To Kinjal: Powershell is creating remote connections to the SQL Server. It's not doing anything on the remote server. So yes, powershell only needs to be on your local machine in this case. It is using SMO for everything which is built in to SQL Server 2005+. SMO is not part of powershell.

To Andy: Yes, you can set the CopyOnly property of the Backup class of SMO. It is a boolean property. I could set it along with the other properties like this:

$Backup.Database = $Database

$Backup.Action = 'Database'

$Backup.Initialize = 1

$Backup.CopyOnly = $true

For clarification, $true and $false are reserved variables used to represent boolean values.

Posted by Robert Davis on 30 April 2009

Additional note to Kinjal:  I just want to point out one more thing. To use SMO with powershell remotely like this, you do have to have the SQL Server 2005+ clinet tools installed on your local server. You don't have to have the database engine, but you do have to at least have the client tools.

Posted by RichardB on 30 April 2009

....and that's easier than writing a simple command into sqlcmd/qa?

really?

Posted by viacoboni on 30 April 2009

<ShamelessPlug>

You might want to check out sp_ABBackupDb in the article www.sqlservercentral.com/.../2137.  

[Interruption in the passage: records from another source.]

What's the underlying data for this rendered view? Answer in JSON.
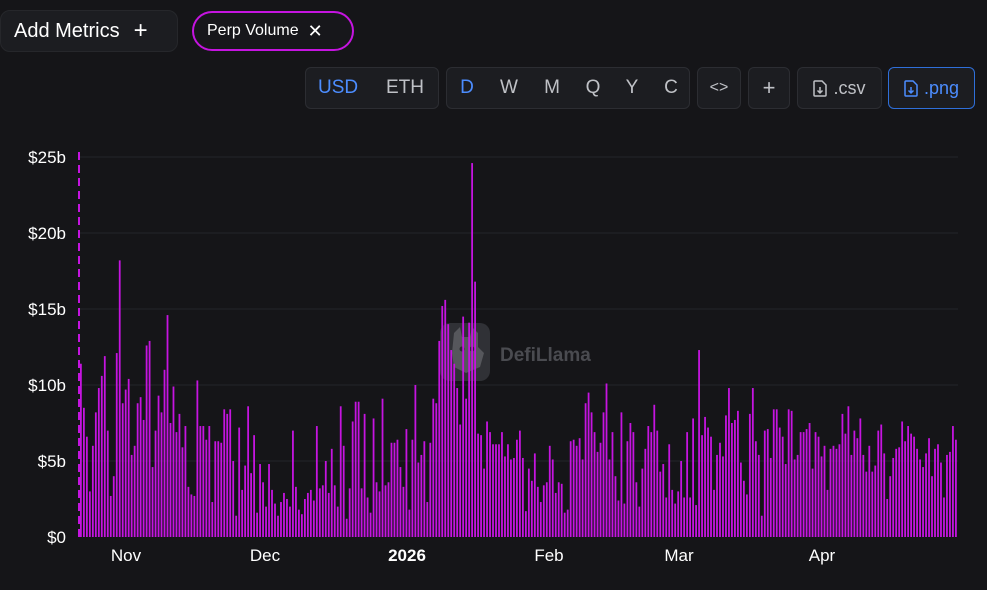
{
  "toolbar": {
    "add_metrics_label": "Add Metrics",
    "add_metrics_icon": "plus-icon",
    "metric_chip_label": "Perp Volume",
    "metric_chip_icon": "close-icon",
    "metric_color": "#c514e0",
    "units": [
      "USD",
      "ETH"
    ],
    "selected_unit": "USD",
    "periods": [
      "D",
      "W",
      "M",
      "Q",
      "Y",
      "C"
    ],
    "selected_period": "D",
    "embed_icon": "code-icon",
    "add_icon": "plus-icon",
    "csv_label": ".csv",
    "csv_icon": "file-download-icon",
    "png_label": ".png",
    "png_icon": "file-download-icon",
    "accent_color": "#4c8dff"
  },
  "watermark": {
    "text": "DefiLlama",
    "icon": "llama-logo-icon"
  },
  "chart_data": {
    "type": "bar",
    "series": [
      {
        "name": "Perp Volume",
        "color": "#c514e0"
      }
    ],
    "ylim": [
      0,
      25
    ],
    "yticks": [
      "$0",
      "$5b",
      "$10b",
      "$15b",
      "$20b",
      "$25b"
    ],
    "y_unit": "billion USD",
    "xticks": [
      {
        "label": "Nov",
        "bold": false
      },
      {
        "label": "Dec",
        "bold": false
      },
      {
        "label": "2026",
        "bold": true
      },
      {
        "label": "Feb",
        "bold": false
      },
      {
        "label": "Mar",
        "bold": false
      },
      {
        "label": "Apr",
        "bold": false
      }
    ],
    "grid": "horizontal",
    "values": [
      11.4,
      8.5,
      6.6,
      3.0,
      6.0,
      8.2,
      9.8,
      10.6,
      11.9,
      7.0,
      2.7,
      4.0,
      12.1,
      18.2,
      8.8,
      9.7,
      10.4,
      5.4,
      6.0,
      8.8,
      9.2,
      7.7,
      12.6,
      12.9,
      4.6,
      7.0,
      9.3,
      8.2,
      11.0,
      14.6,
      7.5,
      9.9,
      6.9,
      8.1,
      5.9,
      7.3,
      3.3,
      2.8,
      2.7,
      10.3,
      7.3,
      7.3,
      6.4,
      7.3,
      2.3,
      6.3,
      6.3,
      6.2,
      8.4,
      8.1,
      8.4,
      5.0,
      1.4,
      7.2,
      3.1,
      4.7,
      8.6,
      4.2,
      6.7,
      1.6,
      4.8,
      3.6,
      2.0,
      4.8,
      3.1,
      2.2,
      1.4,
      2.3,
      2.9,
      2.5,
      2.0,
      7.0,
      3.3,
      1.8,
      1.5,
      2.5,
      2.9,
      3.1,
      2.4,
      7.3,
      3.2,
      3.4,
      5.0,
      2.9,
      5.8,
      3.4,
      2.0,
      8.6,
      6.0,
      1.2,
      3.2,
      7.6,
      8.9,
      8.9,
      3.2,
      8.1,
      2.6,
      1.6,
      7.8,
      3.6,
      3.0,
      9.1,
      3.4,
      3.6,
      6.2,
      6.2,
      6.4,
      4.6,
      3.3,
      7.1,
      1.8,
      6.4,
      10.0,
      4.9,
      5.4,
      6.3,
      2.3,
      6.2,
      9.1,
      8.8,
      12.9,
      15.2,
      15.6,
      14.0,
      12.3,
      11.4,
      9.8,
      7.4,
      14.5,
      9.1,
      14.1,
      24.6,
      16.8,
      6.8,
      6.7,
      4.5,
      7.6,
      6.9,
      6.1,
      6.1,
      6.1,
      6.9,
      5.3,
      6.1,
      5.1,
      5.2,
      6.4,
      7.0,
      5.2,
      1.7,
      4.5,
      3.7,
      5.5,
      3.3,
      2.3,
      3.4,
      3.6,
      6.0,
      5.1,
      2.9,
      3.6,
      3.5,
      1.6,
      1.8,
      6.3,
      6.4,
      6.0,
      6.5,
      5.1,
      8.8,
      9.5,
      8.2,
      6.9,
      5.6,
      6.2,
      8.2,
      10.1,
      5.1,
      6.9,
      4.0,
      2.4,
      8.2,
      2.2,
      6.3,
      7.5,
      6.9,
      3.6,
      2.0,
      4.5,
      5.8,
      7.3,
      6.9,
      8.7,
      7.0,
      4.3,
      4.8,
      2.6,
      6.1,
      3.1,
      2.2,
      3.0,
      5.0,
      2.6,
      6.9,
      2.6,
      7.8,
      2.1,
      12.3,
      6.7,
      7.9,
      7.2,
      6.6,
      3.1,
      5.4,
      6.2,
      5.3,
      8.0,
      9.8,
      7.5,
      7.7,
      8.3,
      4.9,
      3.7,
      2.8,
      8.1,
      9.8,
      6.3,
      5.4,
      1.4,
      7.0,
      7.1,
      5.2,
      8.4,
      8.4,
      7.2,
      6.6,
      4.8,
      8.4,
      8.3,
      5.1,
      5.4,
      6.9,
      6.9,
      7.1,
      7.5,
      4.5,
      6.9,
      6.6,
      5.3,
      6.0,
      3.1,
      5.8,
      6.0,
      5.8,
      6.1,
      8.1,
      6.8,
      8.6,
      5.4,
      7.0,
      6.5,
      7.8,
      5.4,
      4.3,
      6.0,
      4.3,
      4.7,
      7.0,
      7.4,
      5.5,
      2.5,
      4.0,
      5.2,
      5.8,
      5.9,
      7.6,
      6.3,
      7.3,
      6.8,
      6.6,
      5.8,
      5.1,
      4.6,
      5.5,
      6.5,
      4.0,
      5.8,
      6.1,
      4.9,
      2.6,
      5.4,
      5.6,
      7.3,
      6.4
    ]
  }
}
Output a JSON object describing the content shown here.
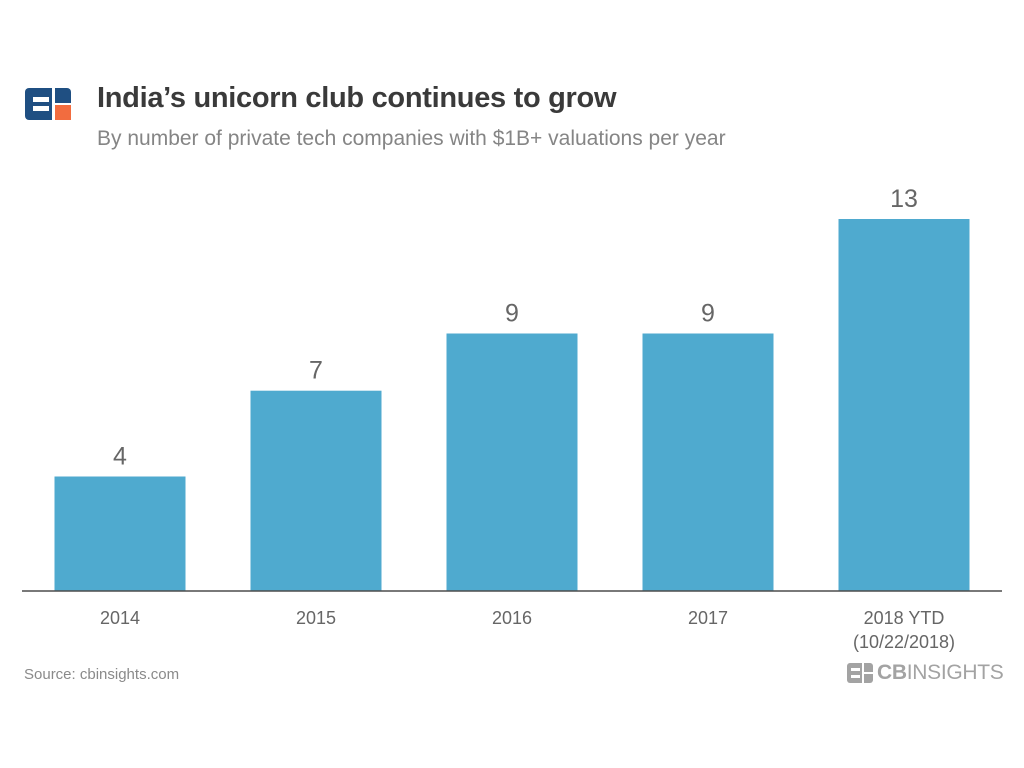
{
  "header": {
    "title": "India’s unicorn club continues to grow",
    "subtitle": "By number of private tech companies with $1B+ valuations per year"
  },
  "footer": {
    "source": "Source: cbinsights.com",
    "brand_bold": "CB",
    "brand_rest": "INSIGHTS"
  },
  "colors": {
    "bar": "#4faacf",
    "logo_blue": "#1f4f82",
    "logo_orange": "#f26c3f",
    "axis": "#4d4d4d",
    "label": "#666666"
  },
  "icons": {
    "header_logo": "cb-insights-logo-icon",
    "footer_logo": "cb-insights-brand-icon"
  },
  "chart_data": {
    "type": "bar",
    "categories": [
      "2014",
      "2015",
      "2016",
      "2017",
      "2018 YTD\n(10/22/2018)"
    ],
    "values": [
      4,
      7,
      9,
      9,
      13
    ],
    "data_labels": [
      "4",
      "7",
      "9",
      "9",
      "13"
    ],
    "title": "India’s unicorn club continues to grow",
    "subtitle": "By number of private tech companies with $1B+ valuations per year",
    "ylim": [
      0,
      13
    ],
    "grid": false,
    "legend": "none"
  }
}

You need to open up OSQL or Management Studio, but the backup itself is as easy as:

sp_ABBackupDb 'Database1,Database2'

and includes

  - autodetection and use of SQLBackup or Lightspeed

  - auto appending of date/time in Maintenance Plan format

  - by default placement of backups in their own directory under the default backup directory

  - others options including deleting old backups

  - a corresponding sp_ABRestoreDb that really saves work

</ShamelessPlug>

I must say, I applaud the use of PowerShell and I want to use more of it myself.

Vince

Posted by Robert Davis on 30 April 2009

Yes it is easier. For one, with this script, I don't have to provide a file path and name for the backup. And I don't have to know where to put the backup before hand.

Vince, sounds like a very useful procedure. I have procedures like that as well.

Posted by dsully on 18 August 2009

I am getting an error everytime:

Exception calling "SqlBackup" with "1" argument(s): "Backup failed for Server 'myServer'. "

At C:\PowerShell\BackupProdDB.ps1:78 char:18

+ $Backup.SqlBackup( <<<< $Srv)

What am I doing wrong?

This will be very useful if I can get it to work. Thanks in advance.